Au jour indiqué, à minuit, la barque arrive. La sentinelle se prête à l’évasion, on s’embarque, et on part. La barque était pontée. A une petite distance du rivage, un détachement de soldats, caché dans la cale, se montre tout à coup, et feint de contraindre les matelots à revenir au fort. Que pouvaient ces officiers ? Ils n’étaient que quatre et sans armes. On les saisit, on les dépouille et on les ramène au fort. La mer était houleuse, la nuit noire ; la barque donne sur un des écueils dont le fort est entouré, elle se brise. Ces officiers, qui savaient nager, et les marins gagnent le fort à la nage. Ils s’attendaient bien à éprouver, au retour, les effets de la colère du gouverneur. On les arrête, on les amène devant lui ; ils le trouvent en conférence avec le prêtre qui les avait encouragés à s’évader.
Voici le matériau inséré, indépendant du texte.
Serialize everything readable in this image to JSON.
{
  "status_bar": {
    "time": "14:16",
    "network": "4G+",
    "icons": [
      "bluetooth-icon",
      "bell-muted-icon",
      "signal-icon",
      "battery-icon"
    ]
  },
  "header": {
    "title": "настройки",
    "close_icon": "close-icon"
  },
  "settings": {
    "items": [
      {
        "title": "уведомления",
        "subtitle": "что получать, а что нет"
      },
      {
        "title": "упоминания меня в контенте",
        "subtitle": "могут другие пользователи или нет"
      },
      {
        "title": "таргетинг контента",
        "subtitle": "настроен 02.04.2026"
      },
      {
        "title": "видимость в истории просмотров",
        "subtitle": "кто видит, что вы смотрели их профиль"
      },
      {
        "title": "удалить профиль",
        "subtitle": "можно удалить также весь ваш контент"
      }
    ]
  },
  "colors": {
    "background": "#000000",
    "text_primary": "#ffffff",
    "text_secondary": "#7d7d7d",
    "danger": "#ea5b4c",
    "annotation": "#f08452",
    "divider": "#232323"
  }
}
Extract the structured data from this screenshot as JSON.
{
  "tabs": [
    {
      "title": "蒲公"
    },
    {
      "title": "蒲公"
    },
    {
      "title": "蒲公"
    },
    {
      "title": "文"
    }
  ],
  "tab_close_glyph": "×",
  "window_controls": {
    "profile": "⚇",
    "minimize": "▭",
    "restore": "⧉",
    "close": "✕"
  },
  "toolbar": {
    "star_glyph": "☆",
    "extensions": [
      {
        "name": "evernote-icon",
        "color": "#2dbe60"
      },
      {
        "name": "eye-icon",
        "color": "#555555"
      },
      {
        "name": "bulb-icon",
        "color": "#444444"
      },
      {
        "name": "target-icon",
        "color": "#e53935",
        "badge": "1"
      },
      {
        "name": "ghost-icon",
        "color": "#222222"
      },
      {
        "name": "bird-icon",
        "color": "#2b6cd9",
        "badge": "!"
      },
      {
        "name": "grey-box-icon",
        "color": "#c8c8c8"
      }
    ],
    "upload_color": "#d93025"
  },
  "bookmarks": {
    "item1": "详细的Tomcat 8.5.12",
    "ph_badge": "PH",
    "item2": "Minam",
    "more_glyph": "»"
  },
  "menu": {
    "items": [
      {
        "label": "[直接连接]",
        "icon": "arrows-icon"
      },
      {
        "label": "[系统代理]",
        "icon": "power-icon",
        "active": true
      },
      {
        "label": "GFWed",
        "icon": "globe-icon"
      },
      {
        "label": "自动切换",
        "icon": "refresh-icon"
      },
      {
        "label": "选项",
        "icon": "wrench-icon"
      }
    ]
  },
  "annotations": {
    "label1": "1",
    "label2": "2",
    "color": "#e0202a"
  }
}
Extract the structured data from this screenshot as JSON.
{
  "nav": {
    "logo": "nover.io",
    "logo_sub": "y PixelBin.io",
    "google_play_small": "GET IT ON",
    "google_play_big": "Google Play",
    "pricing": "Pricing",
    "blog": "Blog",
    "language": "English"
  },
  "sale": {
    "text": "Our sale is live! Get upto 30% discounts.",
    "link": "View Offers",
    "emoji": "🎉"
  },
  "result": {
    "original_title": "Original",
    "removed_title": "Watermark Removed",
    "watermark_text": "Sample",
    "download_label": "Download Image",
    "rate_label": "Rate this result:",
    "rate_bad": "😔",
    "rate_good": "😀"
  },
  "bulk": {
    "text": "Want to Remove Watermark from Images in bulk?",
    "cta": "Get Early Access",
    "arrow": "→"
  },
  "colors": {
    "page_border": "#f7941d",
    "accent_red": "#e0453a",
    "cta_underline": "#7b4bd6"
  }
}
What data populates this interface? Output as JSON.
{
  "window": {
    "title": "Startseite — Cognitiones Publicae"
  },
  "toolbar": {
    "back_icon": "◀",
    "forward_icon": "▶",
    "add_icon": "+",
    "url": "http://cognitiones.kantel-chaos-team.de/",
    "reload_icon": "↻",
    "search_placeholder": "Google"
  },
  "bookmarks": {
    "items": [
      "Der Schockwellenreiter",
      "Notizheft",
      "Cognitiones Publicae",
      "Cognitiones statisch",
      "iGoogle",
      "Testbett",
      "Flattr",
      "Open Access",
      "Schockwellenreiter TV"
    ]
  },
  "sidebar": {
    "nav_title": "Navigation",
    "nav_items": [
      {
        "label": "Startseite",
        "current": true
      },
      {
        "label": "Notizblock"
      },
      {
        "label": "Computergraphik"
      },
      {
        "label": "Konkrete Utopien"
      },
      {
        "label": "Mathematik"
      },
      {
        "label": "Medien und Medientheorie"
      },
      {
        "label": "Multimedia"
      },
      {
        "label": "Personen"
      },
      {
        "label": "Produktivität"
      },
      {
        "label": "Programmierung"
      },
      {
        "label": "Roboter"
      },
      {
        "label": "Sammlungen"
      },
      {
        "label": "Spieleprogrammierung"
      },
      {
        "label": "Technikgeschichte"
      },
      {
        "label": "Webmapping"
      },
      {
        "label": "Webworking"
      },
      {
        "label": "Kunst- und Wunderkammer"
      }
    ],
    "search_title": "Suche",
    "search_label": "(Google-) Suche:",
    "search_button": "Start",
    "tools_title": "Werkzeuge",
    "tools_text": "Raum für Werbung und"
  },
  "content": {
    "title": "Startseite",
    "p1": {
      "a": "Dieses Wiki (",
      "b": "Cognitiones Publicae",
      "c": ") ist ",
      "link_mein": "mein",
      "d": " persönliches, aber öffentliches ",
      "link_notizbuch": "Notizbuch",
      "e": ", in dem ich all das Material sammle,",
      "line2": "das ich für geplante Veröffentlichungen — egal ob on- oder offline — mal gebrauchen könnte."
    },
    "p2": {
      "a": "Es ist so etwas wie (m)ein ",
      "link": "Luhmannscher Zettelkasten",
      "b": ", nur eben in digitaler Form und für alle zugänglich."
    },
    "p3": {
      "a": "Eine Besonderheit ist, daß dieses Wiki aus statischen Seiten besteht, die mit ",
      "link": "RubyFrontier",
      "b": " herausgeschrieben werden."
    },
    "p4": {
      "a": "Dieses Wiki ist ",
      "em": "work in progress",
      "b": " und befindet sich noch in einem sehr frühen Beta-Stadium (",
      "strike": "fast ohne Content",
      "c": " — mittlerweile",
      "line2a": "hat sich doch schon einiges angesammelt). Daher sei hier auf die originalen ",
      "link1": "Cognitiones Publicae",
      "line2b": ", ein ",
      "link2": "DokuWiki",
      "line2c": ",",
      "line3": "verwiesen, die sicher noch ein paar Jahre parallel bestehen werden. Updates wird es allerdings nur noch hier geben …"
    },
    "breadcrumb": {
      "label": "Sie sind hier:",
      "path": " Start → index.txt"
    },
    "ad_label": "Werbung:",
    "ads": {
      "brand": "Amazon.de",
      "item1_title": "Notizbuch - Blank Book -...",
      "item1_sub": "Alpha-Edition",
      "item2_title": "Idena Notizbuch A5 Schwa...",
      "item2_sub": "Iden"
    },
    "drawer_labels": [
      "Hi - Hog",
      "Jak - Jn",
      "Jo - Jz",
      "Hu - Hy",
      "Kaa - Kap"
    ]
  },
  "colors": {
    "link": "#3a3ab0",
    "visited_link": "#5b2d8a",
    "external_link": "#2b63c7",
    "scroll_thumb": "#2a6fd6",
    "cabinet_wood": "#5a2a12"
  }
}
Ils voulurent s’expliquer ; on ne les écouta pas, et ils furent conduits, enchaînés, presque nus, dans l’infâme maison où je les trouvai. Je les y laissai, mais j’eus depuis l’occasion de solliciter, auprès du duc de Bellune, qu’ils fussent échangés, et le plaisir de réussir à les rendre à la liberté.

Le lendemain, un adjudant-major de place anglais vint me réclamer, de la part de son général, comme étant le prisonnier des Anglais et non des Espagnols. Je sortis ainsi de cette maudite maison. J’y laissai le chapeau et le manteau de paysan, qui probablement m’avait fait reconnaître pour un étranger. Les Français ne savent pas porter le manteau à la manière des Espagnols ; je l’avais cependant étudiée et je ne sais comment je pus oublier une chose aussi essentielle. J’étais probablement ébloui déjà par l’idée d’être bientôt au milieu des Français.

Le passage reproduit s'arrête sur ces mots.